金木犀の花は小さいが、鮮やかな色と甘やかだが華やかさもある香りで目を引く。
了見は、広場の隅のベンチに遊作を座らせ花を取ってやることにした。
「すまない」
「事故みたいなものだろう」
ハンカチを渡して広げさせる。
「これは?」
「散らかすわけにもいかないからな」
「そんなについているのか」
「少し絡んでいるだけだ。すぐに終わる」
先のように指先で髪を梳き、了見は花を丁寧に除いていく。遊作の手の上のハンカチへ音もなく小さな花が落ちていく。
「頭の高さという事は、かなり大きな木だな」
「ああ。たまに家の人が庭の手入れしているのを見かける。あるのは一本だけだが、毎年この時期はたくさん花をつけている」
了見の指先は貴重なものに触れる様な慎重さで、髪を梳くやわらかさが頭を撫でられているようで心地よい。ふわりと舞う橙がいくつも視界の端を掠めて落ちる。
「大事にされているんだろうな」
故意ではなかったものの、枝を折ったりしなくて良かった。
「花が落ちた程度で済んだのも手入れされているからこそだろう」
ふと思った遊作の思考を読んだわけでもないだろうが、了見はそんなことを言いながら遊作の襟足をそろりと撫でた。くすぐったい。

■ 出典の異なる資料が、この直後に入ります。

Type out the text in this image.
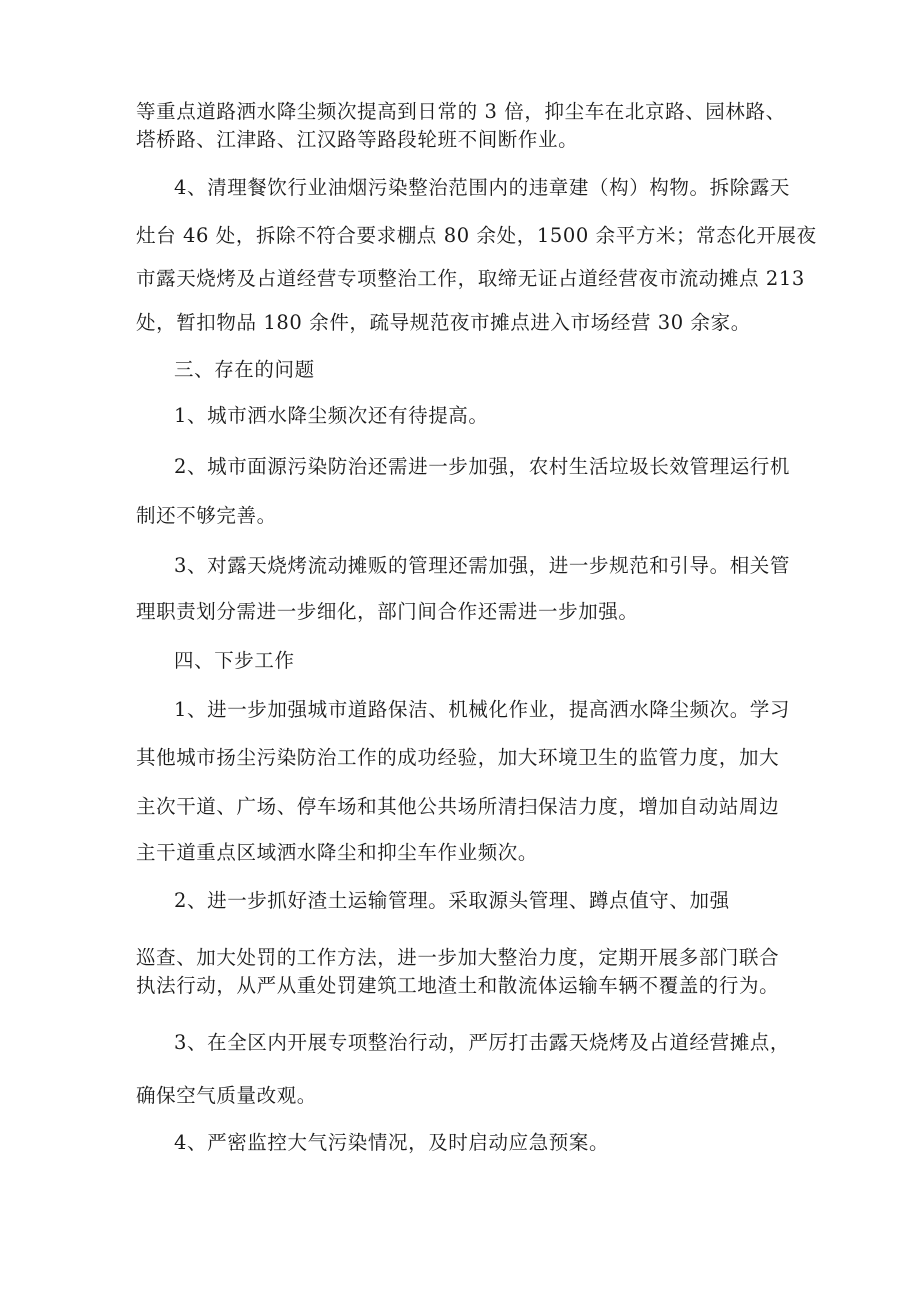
等重点道路洒水降尘频次提高到日常的 3 倍，抑尘车在北京路、园林路、
塔桥路、江津路、江汉路等路段轮班不间断作业。
4、清理餐饮行业油烟污染整治范围内的违章建（构）构物。拆除露天
灶台 46 处，拆除不符合要求棚点 80 余处，1500 余平方米；常态化开展夜
市露天烧烤及占道经营专项整治工作，取缔无证占道经营夜市流动摊点 213
处，暂扣物品 180 余件，疏导规范夜市摊点进入市场经营 30 余家。
三、存在的问题
1、城市洒水降尘频次还有待提高。
2、城市面源污染防治还需进一步加强，农村生活垃圾长效管理运行机
制还不够完善。
3、对露天烧烤流动摊贩的管理还需加强，进一步规范和引导。相关管
理职责划分需进一步细化，部门间合作还需进一步加强。
四、下步工作
1、进一步加强城市道路保洁、机械化作业，提高洒水降尘频次。学习
其他城市扬尘污染防治工作的成功经验，加大环境卫生的监管力度，加大
主次干道、广场、停车场和其他公共场所清扫保洁力度，增加自动站周边
主干道重点区域洒水降尘和抑尘车作业频次。
2、进一步抓好渣土运输管理。采取源头管理、蹲点值守、加强
巡查、加大处罚的工作方法，进一步加大整治力度，定期开展多部门联合
执法行动，从严从重处罚建筑工地渣土和散流体运输车辆不覆盖的行为。
3、在全区内开展专项整治行动，严厉打击露天烧烤及占道经营摊点，
确保空气质量改观。
4、严密监控大气污染情况，及时启动应急预案。
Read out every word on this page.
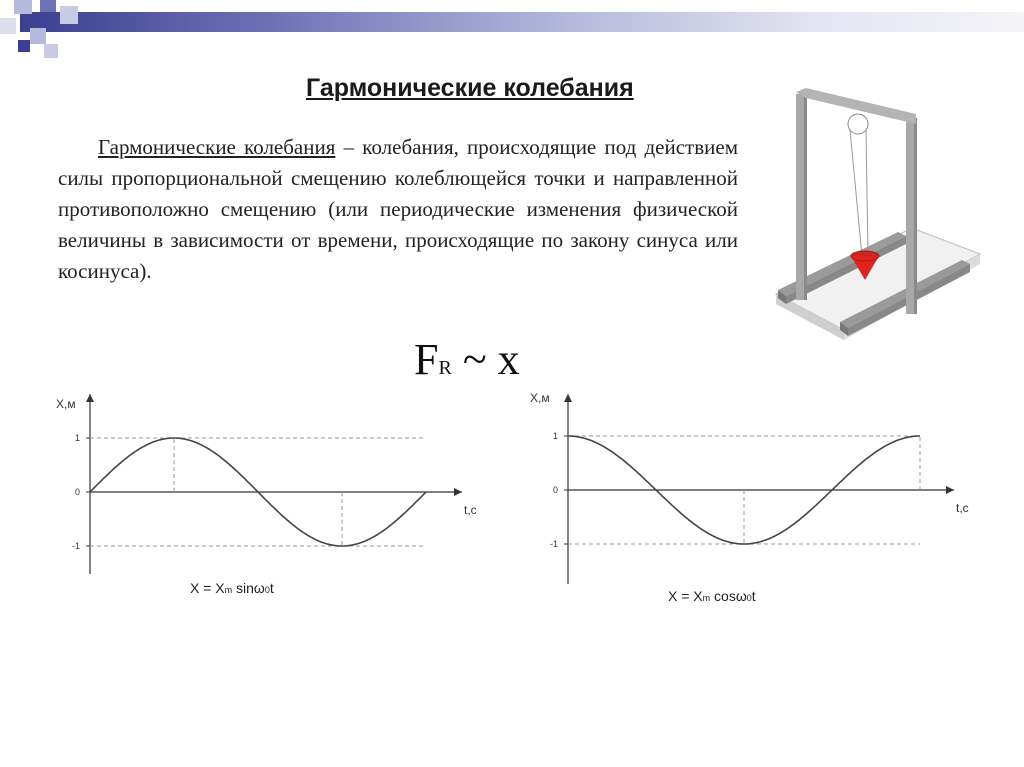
Гармонические колебания

Гармонические колебания – колебания, происходящие под действием силы пропорциональной смещению колеблющейся точки и направленной противоположно смещению (или периодические изменения физической величины в зависимости от времени, происходящие по закону синуса или косинуса).

FR ~ x
1
0
-1
X,м
t,c
X = Xm sinω0t
1
0
-1
X,м
t,c
X = Xm cosω0t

ハンカチの花がささやかな山を作ったところで、ようやく了見が手を止めた。
「結構あったな」
「金木犀は終わる時は一斉だからな。こうもなる」
「そういえば、毎年道路がオレンジになっていたな」
桜の季節は桜色、もう少しすれば銀杏で道路は金色になるだろう。
そんなことを思いながらゴミ箱を探して遊作が頭を巡らせたところで、了見がさっとハンカチを取り上げた。
花を潰さないようハンカチをふんわり畳むと、ジャケットのポケットに入れてしまう。
そうして、遊作の視線に気づいて薄く笑みを見せた。
「持って帰るのか」
「行き掛けの駄賃だ。楽しむくらいは良いだろう?」
そう言って、身をかがめると遊作へ顔を寄せる。
「──匂いが移っているな」
「!」
言われて遊作は小さく息を詰めた。
「そんなにか」
「ああ」
頷いて、目を細める。
その眼差しに、なぜか動揺して遊作は視線を逸らした。パーカーの襟元を引いて自分で嗅いでみるがよく分からない。
一方の了見は遊作の反応を気にするでもなく身を起こし、広場の時計を見た。
「さて──そろそろ行こうか。まずはいつものカードショップへだったな」
「そう、だな」
遊作もベンチから立ち上がる。
「……金木犀、好きなのか?」
思いついて問うが、了見は曖昧に笑みを返すばかりだった。